By this point, I remember that I haven't checked my e-mail in more than an hour. Now an Internet cafe seems like a better choice for a spot in The Village.

The growth of technology has been coupled with an almost perverted reliance on it by us humans. We check our e-mails incessantly, diving into our collective computer screens for hours on end, mindlessly surfing the depths of the Internet with no rhyme or reason.

The sunlight is starting to hurt my eyes. Have I really become this dependent on the all-holy iPhone, the Google gods, the deities of Dell? It makes me want to trash my laptop and move into the mountains. But even there, the wireless signals still reach.

Is this dependence a drug? Can our thirst for technology ever be satiated? Or will we forever crave more, a faster fix, a better buzz?

As I limp onward, so close to giving up, I hear from the distance my name being called.
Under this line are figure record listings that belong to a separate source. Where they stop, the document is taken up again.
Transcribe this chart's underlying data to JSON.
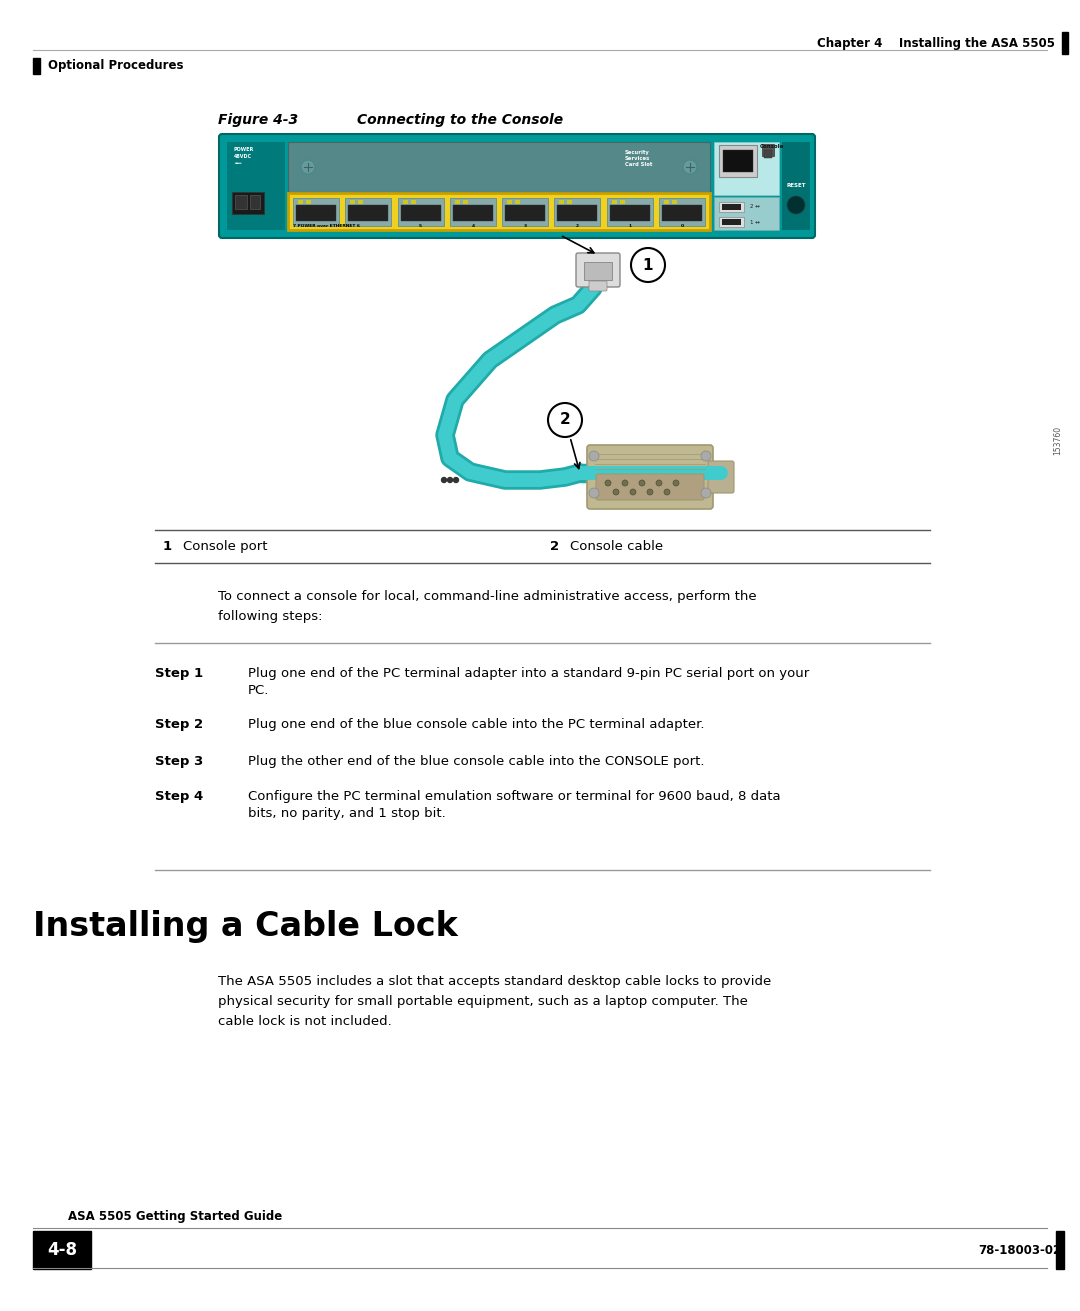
{
  "page_bg": "#ffffff",
  "header_text": "Chapter 4    Installing the ASA 5505",
  "header_line_color": "#aaaaaa",
  "sidebar_label": "Optional Procedures",
  "sidebar_bar_color": "#000000",
  "figure_title": "Figure 4-3",
  "figure_subtitle": "        Connecting to the Console",
  "table_row_1_num": "1",
  "table_row_1_label": "Console port",
  "table_row_2_num": "2",
  "table_row_2_label": "Console cable",
  "intro_line1": "To connect a console for local, command-line administrative access, perform the",
  "intro_line2": "following steps:",
  "steps": [
    [
      "Step 1",
      "Plug one end of the PC terminal adapter into a standard 9-pin PC serial port on your\nPC."
    ],
    [
      "Step 2",
      "Plug one end of the blue console cable into the PC terminal adapter."
    ],
    [
      "Step 3",
      "Plug the other end of the blue console cable into the CONSOLE port."
    ],
    [
      "Step 4",
      "Configure the PC terminal emulation software or terminal for 9600 baud, 8 data\nbits, no parity, and 1 stop bit."
    ]
  ],
  "section_title": "Installing a Cable Lock",
  "section_body_line1": "The ASA 5505 includes a slot that accepts standard desktop cable locks to provide",
  "section_body_line2": "physical security for small portable equipment, such as a laptop computer. The",
  "section_body_line3": "cable lock is not included.",
  "footer_left": "ASA 5505 Getting Started Guide",
  "footer_page": "4-8",
  "footer_right": "78-18003-02",
  "cisco_teal": "#009999",
  "cisco_teal_dark": "#007777",
  "cisco_yellow": "#f0d020",
  "cable_color": "#40cccc",
  "cable_dark": "#20aaaa",
  "connector_color": "#c0b890",
  "connector_dark": "#a09870",
  "steps_line_color": "#999999"
}
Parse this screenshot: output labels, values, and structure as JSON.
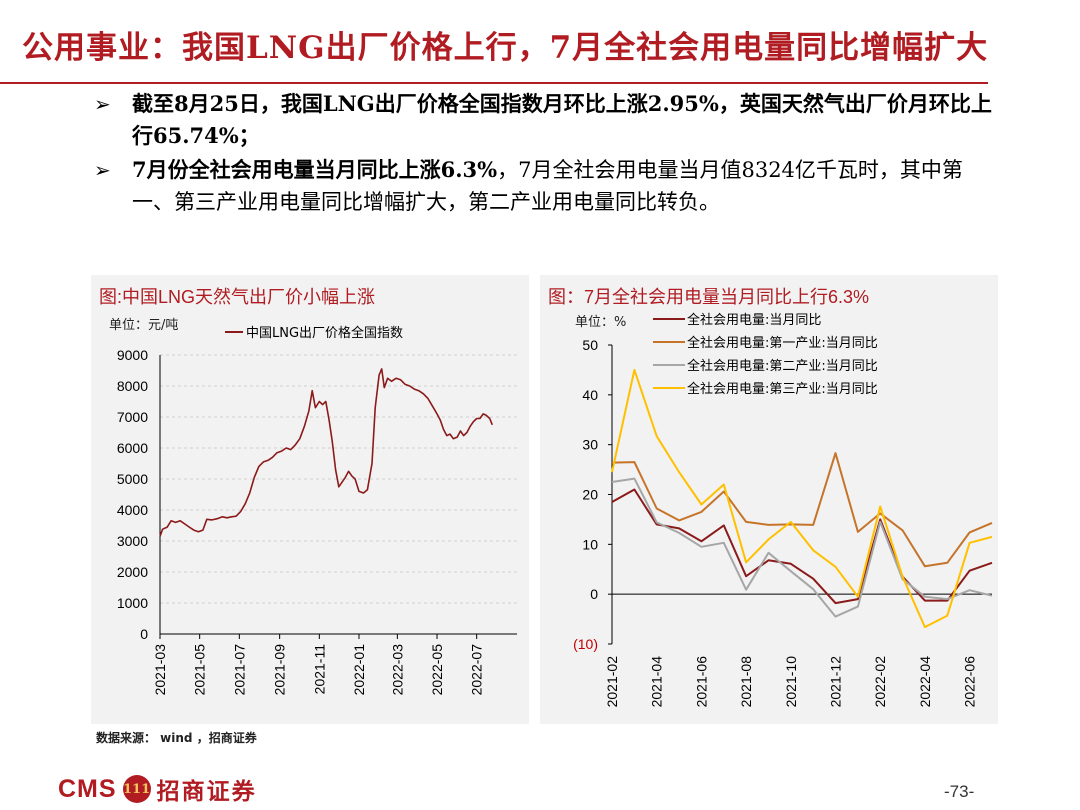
{
  "header": {
    "title": "公用事业：我国LNG出厂价格上行，7月全社会用电量同比增幅扩大"
  },
  "bullets": [
    {
      "arrow": "➢",
      "text_html": "<b>截至8月25日，我国LNG出厂价格全国指数月环比上涨2.95%，英国天然气出厂价月环比上行65.74%；</b>"
    },
    {
      "arrow": "➢",
      "text_html": "<b>7月份全社会用电量当月同比上涨6.3%</b>，7月全社会用电量当月值8324亿千瓦时，其中第一、第三产业用电量同比增幅扩大，第二产业用电量同比转负。"
    }
  ],
  "charts": {
    "left": {
      "title": "图:中国LNG天然气出厂价小幅上涨",
      "unit": "单位：元/吨"
    },
    "right": {
      "title": "图：7月全社会用电量当月同比上行6.3%",
      "unit": "单位：%"
    }
  },
  "chart_data": [
    {
      "type": "line",
      "title": "图:中国LNG天然气出厂价小幅上涨",
      "unit": "单位：元/吨",
      "x_ticks": [
        "2021-03",
        "2021-05",
        "2021-07",
        "2021-09",
        "2021-11",
        "2022-01",
        "2022-03",
        "2022-05",
        "2022-07"
      ],
      "y_ticks": [
        "9000",
        "8000",
        "7000",
        "6000",
        "5000",
        "4000",
        "3000",
        "2000",
        "1000",
        "0"
      ],
      "ylim": [
        0,
        9000
      ],
      "x_start": "2021-03-01",
      "x_end": "2022-09-01",
      "series": [
        {
          "name": "中国LNG出厂价格全国指数",
          "color": "#8b1a1a",
          "points": [
            [
              "2021-03-01",
              3150
            ],
            [
              "2021-03-05",
              3380
            ],
            [
              "2021-03-12",
              3450
            ],
            [
              "2021-03-18",
              3650
            ],
            [
              "2021-03-25",
              3600
            ],
            [
              "2021-04-01",
              3650
            ],
            [
              "2021-04-08",
              3550
            ],
            [
              "2021-04-15",
              3450
            ],
            [
              "2021-04-22",
              3350
            ],
            [
              "2021-04-29",
              3300
            ],
            [
              "2021-05-06",
              3350
            ],
            [
              "2021-05-12",
              3700
            ],
            [
              "2021-05-20",
              3680
            ],
            [
              "2021-05-28",
              3720
            ],
            [
              "2021-06-05",
              3780
            ],
            [
              "2021-06-12",
              3750
            ],
            [
              "2021-06-19",
              3780
            ],
            [
              "2021-06-26",
              3800
            ],
            [
              "2021-07-03",
              3950
            ],
            [
              "2021-07-10",
              4200
            ],
            [
              "2021-07-17",
              4550
            ],
            [
              "2021-07-24",
              5050
            ],
            [
              "2021-07-31",
              5400
            ],
            [
              "2021-08-07",
              5550
            ],
            [
              "2021-08-14",
              5600
            ],
            [
              "2021-08-21",
              5700
            ],
            [
              "2021-08-28",
              5850
            ],
            [
              "2021-09-04",
              5900
            ],
            [
              "2021-09-11",
              6000
            ],
            [
              "2021-09-18",
              5950
            ],
            [
              "2021-09-25",
              6100
            ],
            [
              "2021-10-02",
              6300
            ],
            [
              "2021-10-09",
              6700
            ],
            [
              "2021-10-16",
              7200
            ],
            [
              "2021-10-21",
              7850
            ],
            [
              "2021-10-26",
              7300
            ],
            [
              "2021-11-01",
              7500
            ],
            [
              "2021-11-06",
              7400
            ],
            [
              "2021-11-11",
              7500
            ],
            [
              "2021-11-16",
              6900
            ],
            [
              "2021-11-21",
              6200
            ],
            [
              "2021-11-26",
              5300
            ],
            [
              "2021-12-01",
              4750
            ],
            [
              "2021-12-06",
              4900
            ],
            [
              "2021-12-11",
              5050
            ],
            [
              "2021-12-16",
              5250
            ],
            [
              "2021-12-21",
              5100
            ],
            [
              "2021-12-26",
              5000
            ],
            [
              "2022-01-01",
              4600
            ],
            [
              "2022-01-08",
              4550
            ],
            [
              "2022-01-14",
              4650
            ],
            [
              "2022-01-21",
              5500
            ],
            [
              "2022-01-26",
              7300
            ],
            [
              "2022-02-01",
              8350
            ],
            [
              "2022-02-05",
              8550
            ],
            [
              "2022-02-09",
              7950
            ],
            [
              "2022-02-14",
              8250
            ],
            [
              "2022-02-20",
              8150
            ],
            [
              "2022-02-27",
              8250
            ],
            [
              "2022-03-06",
              8200
            ],
            [
              "2022-03-13",
              8050
            ],
            [
              "2022-03-20",
              8000
            ],
            [
              "2022-03-27",
              7900
            ],
            [
              "2022-04-03",
              7850
            ],
            [
              "2022-04-10",
              7750
            ],
            [
              "2022-04-17",
              7600
            ],
            [
              "2022-04-24",
              7350
            ],
            [
              "2022-05-01",
              7100
            ],
            [
              "2022-05-06",
              6900
            ],
            [
              "2022-05-11",
              6600
            ],
            [
              "2022-05-16",
              6400
            ],
            [
              "2022-05-21",
              6450
            ],
            [
              "2022-05-26",
              6300
            ],
            [
              "2022-06-01",
              6350
            ],
            [
              "2022-06-06",
              6550
            ],
            [
              "2022-06-11",
              6400
            ],
            [
              "2022-06-16",
              6500
            ],
            [
              "2022-06-21",
              6700
            ],
            [
              "2022-06-26",
              6850
            ],
            [
              "2022-07-01",
              6950
            ],
            [
              "2022-07-06",
              6950
            ],
            [
              "2022-07-11",
              7100
            ],
            [
              "2022-07-16",
              7050
            ],
            [
              "2022-07-21",
              6950
            ],
            [
              "2022-07-25",
              6750
            ]
          ]
        }
      ]
    },
    {
      "type": "line",
      "title": "图：7月全社会用电量当月同比上行6.3%",
      "unit": "单位：%",
      "categories": [
        "2021-02",
        "2021-03",
        "2021-04",
        "2021-05",
        "2021-06",
        "2021-07",
        "2021-08",
        "2021-09",
        "2021-10",
        "2021-11",
        "2021-12",
        "2022-01",
        "2022-02",
        "2022-03",
        "2022-04",
        "2022-05",
        "2022-06",
        "2022-07"
      ],
      "x_tick_labels": [
        "2021-02",
        "2021-04",
        "2021-06",
        "2021-08",
        "2021-10",
        "2021-12",
        "2022-02",
        "2022-04",
        "2022-06"
      ],
      "y_ticks": [
        "50",
        "40",
        "30",
        "20",
        "10",
        "0",
        "(10)"
      ],
      "ylim": [
        -10,
        50
      ],
      "series": [
        {
          "name": "全社会用电量:当月同比",
          "color": "#8b1a1a",
          "values": [
            18.5,
            21.0,
            14.0,
            13.2,
            10.6,
            13.8,
            3.6,
            6.8,
            6.1,
            3.1,
            -1.8,
            -1.0,
            15.0,
            3.5,
            -1.3,
            -1.3,
            4.7,
            6.3
          ]
        },
        {
          "name": "全社会用电量:第一产业:当月同比",
          "color": "#c5742a",
          "values": [
            26.4,
            26.5,
            17.2,
            14.8,
            16.5,
            20.6,
            14.5,
            13.9,
            14.0,
            13.9,
            28.3,
            12.5,
            16.2,
            12.8,
            5.6,
            6.3,
            12.4,
            14.3
          ]
        },
        {
          "name": "全社会用电量:第二产业:当月同比",
          "color": "#a6a6a6",
          "values": [
            22.5,
            23.2,
            14.4,
            12.3,
            9.5,
            10.3,
            0.9,
            8.3,
            4.6,
            1.0,
            -4.5,
            -2.5,
            14.5,
            3.0,
            -0.5,
            -1.0,
            0.8,
            -0.3
          ]
        },
        {
          "name": "全社会用电量:第三产业:当月同比",
          "color": "#ffc000",
          "values": [
            24.5,
            45.0,
            31.7,
            24.5,
            18.0,
            22.0,
            6.4,
            11.0,
            14.5,
            8.8,
            5.5,
            -0.5,
            17.6,
            3.5,
            -6.6,
            -4.3,
            10.3,
            11.5
          ]
        }
      ]
    }
  ],
  "source": "数据来源： wind ，招商证券",
  "footer": {
    "logo_text": "CMS",
    "logo_seal": "111",
    "logo_cn": "招商证券",
    "page_number": "-73-"
  }
}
My friend has found me, rescued me from the fringe. And it only took the better part of an hour.

When I get back to my apartment, my phone has six missed calls and a few "Where are you?" texts. I realize that technology has become an inescapable part of us now, the cell phone an extension of our voice, our fingertips.

But before we go burying our heads in the screens, let's all take a minute to reflect. Maybe it's healthy to leave your cell at home every once and awhile. Take time off from its grasp, its narcotic necessity. Find a balance, and maybe do things old-school now and again. Just make sure you figure out where you're meeting your friend before you separate.

And for the record, more than anything I want a movie theater to move into the Ukrop's plaza. But one that plays only that movie, "The Rock."

Because Sean Connery is also the shit.